Now that we have side-by-side WebP images, I configured NGINX to conditionally serve the WebP image if the browser supports it.

map $http_accept $webpext {
    default         "";
    "~*image/webp"  ".webp";
}

This goes in the server section of NGINX configuration. It defines a new variable called $webpext by examining the $http_accept variable, which NGINX sets from the request header. If the $http_accept variable contains “image/webp”, then the $webpext variable will be set to .webp, otherwise it is an empty string.

Later in the NGINX configuration, I added this:

location ~* \.(?:png|jpg|jpeg)$ {
    add_header Vary Accept;
    try_files $uri$webpext $uri =404;
    #rest omitted for brevity
}

NGINX’s try_files is clever. For PNG, JPG, and JPEG files, we try and find a file that is the URI plus the webpext variable. The webpext variable is empty if the browser doesn’t support it, otherwise it’s .webp. If the file doesn’t exist, it moves on to the original. Lastly, it returns a 404 if neither of those worked. NGINX will automatically handle the content type for you.

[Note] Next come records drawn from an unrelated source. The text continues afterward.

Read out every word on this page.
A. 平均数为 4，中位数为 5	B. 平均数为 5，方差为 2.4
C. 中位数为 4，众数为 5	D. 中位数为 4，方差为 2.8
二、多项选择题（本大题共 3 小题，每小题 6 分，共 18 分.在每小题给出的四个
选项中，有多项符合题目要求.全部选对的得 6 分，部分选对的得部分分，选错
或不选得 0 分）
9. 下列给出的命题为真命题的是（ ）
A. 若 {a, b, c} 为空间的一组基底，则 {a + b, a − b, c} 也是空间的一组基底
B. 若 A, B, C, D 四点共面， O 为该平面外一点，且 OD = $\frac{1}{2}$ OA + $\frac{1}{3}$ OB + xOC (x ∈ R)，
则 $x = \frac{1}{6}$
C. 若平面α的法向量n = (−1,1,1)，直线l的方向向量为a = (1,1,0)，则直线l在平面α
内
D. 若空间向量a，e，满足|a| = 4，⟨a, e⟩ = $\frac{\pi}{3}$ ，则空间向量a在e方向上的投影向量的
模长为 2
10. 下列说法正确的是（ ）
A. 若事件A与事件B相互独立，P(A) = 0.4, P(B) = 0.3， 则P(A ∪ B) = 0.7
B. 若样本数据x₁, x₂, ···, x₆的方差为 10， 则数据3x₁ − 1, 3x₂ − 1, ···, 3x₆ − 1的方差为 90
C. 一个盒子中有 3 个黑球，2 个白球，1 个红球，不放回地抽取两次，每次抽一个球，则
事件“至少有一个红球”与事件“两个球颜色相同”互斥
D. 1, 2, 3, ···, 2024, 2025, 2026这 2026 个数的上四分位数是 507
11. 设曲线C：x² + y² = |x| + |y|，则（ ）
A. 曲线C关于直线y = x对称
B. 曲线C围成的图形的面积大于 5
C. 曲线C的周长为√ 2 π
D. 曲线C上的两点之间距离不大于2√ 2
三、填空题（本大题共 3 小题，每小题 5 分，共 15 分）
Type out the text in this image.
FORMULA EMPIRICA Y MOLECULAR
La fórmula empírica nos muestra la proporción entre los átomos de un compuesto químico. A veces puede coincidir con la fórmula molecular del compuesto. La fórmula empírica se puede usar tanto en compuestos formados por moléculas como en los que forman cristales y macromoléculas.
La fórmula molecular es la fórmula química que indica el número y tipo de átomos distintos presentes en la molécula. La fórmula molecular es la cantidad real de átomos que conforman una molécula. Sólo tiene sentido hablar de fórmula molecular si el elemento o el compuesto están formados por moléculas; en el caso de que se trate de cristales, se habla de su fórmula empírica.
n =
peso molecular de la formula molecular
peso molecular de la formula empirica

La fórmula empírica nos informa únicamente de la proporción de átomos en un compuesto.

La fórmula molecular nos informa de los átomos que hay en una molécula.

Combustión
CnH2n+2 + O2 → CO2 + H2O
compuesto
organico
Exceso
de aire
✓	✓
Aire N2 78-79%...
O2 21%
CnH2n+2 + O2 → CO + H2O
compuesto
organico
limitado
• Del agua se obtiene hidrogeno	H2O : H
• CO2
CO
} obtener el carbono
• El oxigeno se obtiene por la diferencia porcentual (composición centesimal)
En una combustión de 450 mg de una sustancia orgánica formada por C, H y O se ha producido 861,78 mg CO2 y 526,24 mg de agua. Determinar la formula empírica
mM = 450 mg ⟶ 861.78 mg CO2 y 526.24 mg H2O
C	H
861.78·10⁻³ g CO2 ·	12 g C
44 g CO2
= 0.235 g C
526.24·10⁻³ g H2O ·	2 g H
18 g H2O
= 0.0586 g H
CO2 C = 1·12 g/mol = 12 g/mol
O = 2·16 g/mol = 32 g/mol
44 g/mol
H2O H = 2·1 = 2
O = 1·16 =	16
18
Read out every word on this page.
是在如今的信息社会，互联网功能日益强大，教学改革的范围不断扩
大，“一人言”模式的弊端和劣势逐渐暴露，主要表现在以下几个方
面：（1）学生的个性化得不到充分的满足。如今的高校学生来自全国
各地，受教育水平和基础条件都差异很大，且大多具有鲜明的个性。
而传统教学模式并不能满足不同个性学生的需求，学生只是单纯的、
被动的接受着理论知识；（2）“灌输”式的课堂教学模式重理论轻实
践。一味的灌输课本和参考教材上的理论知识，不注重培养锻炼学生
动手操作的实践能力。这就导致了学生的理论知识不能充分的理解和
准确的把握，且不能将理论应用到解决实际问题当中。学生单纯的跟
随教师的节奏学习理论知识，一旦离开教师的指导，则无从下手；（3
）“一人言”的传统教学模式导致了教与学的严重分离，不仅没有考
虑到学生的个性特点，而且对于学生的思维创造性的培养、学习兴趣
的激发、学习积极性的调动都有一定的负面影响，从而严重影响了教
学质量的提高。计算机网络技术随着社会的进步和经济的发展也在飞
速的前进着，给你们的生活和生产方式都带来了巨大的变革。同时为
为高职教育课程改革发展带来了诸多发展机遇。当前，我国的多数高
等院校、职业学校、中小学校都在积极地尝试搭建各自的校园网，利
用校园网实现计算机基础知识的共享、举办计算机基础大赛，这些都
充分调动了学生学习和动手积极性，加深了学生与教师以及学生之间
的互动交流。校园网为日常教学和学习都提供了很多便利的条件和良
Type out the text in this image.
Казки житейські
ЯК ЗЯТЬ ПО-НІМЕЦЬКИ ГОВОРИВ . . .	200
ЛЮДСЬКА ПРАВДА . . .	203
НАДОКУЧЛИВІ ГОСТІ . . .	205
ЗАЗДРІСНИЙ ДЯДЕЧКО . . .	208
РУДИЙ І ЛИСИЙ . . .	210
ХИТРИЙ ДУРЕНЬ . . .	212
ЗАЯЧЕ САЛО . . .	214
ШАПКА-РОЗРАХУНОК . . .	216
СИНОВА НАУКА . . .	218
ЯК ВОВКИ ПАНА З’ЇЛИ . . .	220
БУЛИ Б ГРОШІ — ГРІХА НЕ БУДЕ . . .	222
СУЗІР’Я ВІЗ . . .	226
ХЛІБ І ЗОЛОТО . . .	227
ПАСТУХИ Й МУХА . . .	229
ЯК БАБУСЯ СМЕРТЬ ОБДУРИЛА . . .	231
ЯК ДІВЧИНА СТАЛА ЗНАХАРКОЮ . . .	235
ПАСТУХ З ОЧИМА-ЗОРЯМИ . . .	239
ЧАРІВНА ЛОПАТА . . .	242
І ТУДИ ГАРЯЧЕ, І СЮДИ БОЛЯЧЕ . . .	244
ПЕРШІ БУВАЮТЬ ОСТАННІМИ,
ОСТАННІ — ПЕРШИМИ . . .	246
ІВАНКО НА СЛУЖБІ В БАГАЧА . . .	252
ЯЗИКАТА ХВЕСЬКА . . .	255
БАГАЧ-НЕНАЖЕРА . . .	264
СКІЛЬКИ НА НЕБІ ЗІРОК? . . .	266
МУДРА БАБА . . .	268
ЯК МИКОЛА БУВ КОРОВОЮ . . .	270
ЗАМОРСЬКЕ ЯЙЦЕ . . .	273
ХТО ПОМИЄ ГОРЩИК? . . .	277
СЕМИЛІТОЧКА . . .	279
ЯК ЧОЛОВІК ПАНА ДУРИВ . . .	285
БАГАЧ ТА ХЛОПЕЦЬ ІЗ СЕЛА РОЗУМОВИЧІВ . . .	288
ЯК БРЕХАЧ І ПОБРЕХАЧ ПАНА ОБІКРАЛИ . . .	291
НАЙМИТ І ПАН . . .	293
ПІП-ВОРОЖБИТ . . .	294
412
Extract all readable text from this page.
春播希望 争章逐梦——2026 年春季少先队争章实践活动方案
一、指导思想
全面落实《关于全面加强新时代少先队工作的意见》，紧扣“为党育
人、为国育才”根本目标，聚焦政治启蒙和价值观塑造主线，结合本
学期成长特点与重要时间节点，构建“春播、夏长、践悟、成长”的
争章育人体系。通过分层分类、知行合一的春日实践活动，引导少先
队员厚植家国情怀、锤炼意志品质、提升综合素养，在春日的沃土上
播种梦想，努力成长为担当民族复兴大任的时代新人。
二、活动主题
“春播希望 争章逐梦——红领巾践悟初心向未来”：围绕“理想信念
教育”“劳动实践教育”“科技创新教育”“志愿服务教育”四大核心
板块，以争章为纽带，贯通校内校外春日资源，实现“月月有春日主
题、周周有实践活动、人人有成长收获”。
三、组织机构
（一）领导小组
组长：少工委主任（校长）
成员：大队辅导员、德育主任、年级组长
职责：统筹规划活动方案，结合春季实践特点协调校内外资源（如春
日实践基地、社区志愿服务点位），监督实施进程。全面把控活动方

If you are using a CDN like CloudFront, you’ll want to configure it to vary the cache based on the Accept header, otherwise it will serve WebP images to browsers that don’t support it if the CDN’s cache is primed by a browser that does support WebP.

So far, I’m pleased with the WebP results in lossless compression. The images are smaller in a non-trivial way. I ran all the images though pngcrush -brute and cwebp -lossless and compared the results. The average difference between the crushed PNG and WebP is 15,872.77 bytes (WebP being smaller). The maximum is 820,462. The maximum was 164,335 bytes, and the least was 1,363 bytes. Even the smallest difference was a whole kilobyte. That doesn’t seem like much, but its a huge difference if you are trying to maximize the use of every byte of bandwidth. Since non of the values were negative, WebP outperformed pngcrush on all 79 images.

These figures are by no means conclusive, it’s a very small sample of data, but it’s very encouraging.